Mémoire sociale chez les drosophiles
Par Benje le jeudi, octobre 15 2009, 20:01 - Nouvelles Scientifiques - Lien permanent
Source: CNRS
Des interactions sociales positives existent chez les drosophiles:
quand elles sont en groupe, ces mouches se souviennent mieux que
lorsqu'elles sont isolées. L'équipe de Thomas Preat du laboratoire de
neurobiologie (CNRS / ESPCI ParisTech) vient de mettre en évidence ce
phénomène grâce à des tests sur la mémoire olfactive. Ces travaux, publiés dans la revue Current Biology du 13
octobre 2009, ouvrent de nouvelles voies d'investigation pour
comprendre le rôle de l'environnement social sur la modulation du souvenir et la prise de décision.
Chez un grand nombre d'espèces animales, les individus tirent des
avantages de la vie sociale en observant leurs congénères. Ils sont
notamment capables d'adapter leur comportement face à des situations
diverses telles que la recherche alimentaire ou la défense face à un prédateur. L'équipe de Thomas Preat
du laboratoire de neurobiologie (CNRS / ESPCI ParisTech) s'est
intéressée au comportement des mouches drosophiles (petites mouches aux yeux rouges, sont capables de
comportements sophistiqués; elles présentent notamment une dynamique
complexe des systèmes de mémoire, similaires à celle observée chez les
mammifères) lors de tests sur la mémoire olfactive et aux effets potentiels des interactions entre individus.

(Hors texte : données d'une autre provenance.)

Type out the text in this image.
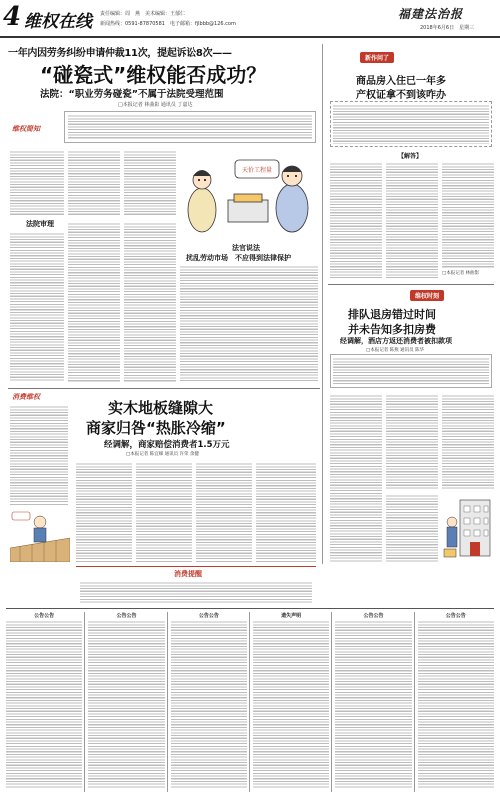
4 维权在线 责任编辑：周　燕　美术编辑：王郁仁
新闻热线：0591-87870581　电子邮箱：fjlbbb@126.com
福建法治报
2018年6月6日　星期三
一年内因劳务纠纷申请仲裁11次，提起诉讼8次——
“碰瓷式”维权能否成功？
法院：“职业劳务碰瓷”不属于法院受理范围
□本报记者 林曲影 通讯员 丁嘉达
维权简知
法院审理
天价工程量
法官说法
扰乱劳动市场　不应得到法律保护
新作问了
商品房入住已一年多
产权证拿不到该咋办
【解答】
□本报记者 林曲影
维权时刻
排队退房错过时间
并未告知多扣房费
经调解，酒店方返还消费者被扣款项
□本报记者 陈燕 通讯员 陈华
消费维权
实木地板缝隙大
商家归咎“热胀冷缩”
经调解，商家赔偿消费者1.5万元
□本报记者 陈宜娣 通讯员 许荣 余健
消费提醒
公告公告	公告公告	公告公告	遗失声明	公告公告	公告公告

Dans leurs expériences, les neurobiologistes ont présenté à un groupe
de mouches drosophiles, homogènes d'un point de vue génétique, une
odeur associée à de petits chocs électriques. Après ce conditionnement (conditionnement pavlovien des animaux qui consiste à créer chez eux des réflexes, des automatismes comportementaux),
les scientifiques ont effectué des tests de mémoire olfactive chez ces
mouches soit de manière individuelle soit en groupe. La mémoire a été
évaluée par la capacité des mouches à éviter l'odeur préalablement
associée au stimulus désagréable, par exemple 24 ou 48 heures après le conditionnement. Cette étude a montré que les drosophiles
présentent une mémoire moins performante quand elles sont testées
individuellement que lorsqu'elles sont en groupe. Or, les mouches
isolées ont une plus faible mémoire non pas parce qu'elles ne se
souviennent pas mais parce qu'elles ont du mal à faire ressortir
l'information. De plus, il ne suffit pas à une mouche préalablement
conditionnée d'être placée dans un groupe pour que sa mémoire soit
améliorée. Il faut que ce groupe ait été lui-même conditionné pour
pouvoir produire des interactions à l'origine de cette facilitation du
souvenir.
L'hypothèse formulée est que les mouches conditionnées émettent lors du test (c'est à dire en présence de l'odeur qui représente un danger potentiel) un signal d'alarme qui stimule l'attention des mouches environnantes et favorise le rappel de leur mémoire. Chez le rat, plusieurs centres nerveux comme les amygdales ou certaines hormones de stress comme l'adrénaline jouent un rôle de modulateurs sur ce rappel. Ces travaux menés chez la drosophile ouvrent de nouvelles pistes de recherche sur la modulation du souvenir et de la prise de décision en fonction de la perception de l'environnement social, des émotions ou du stress.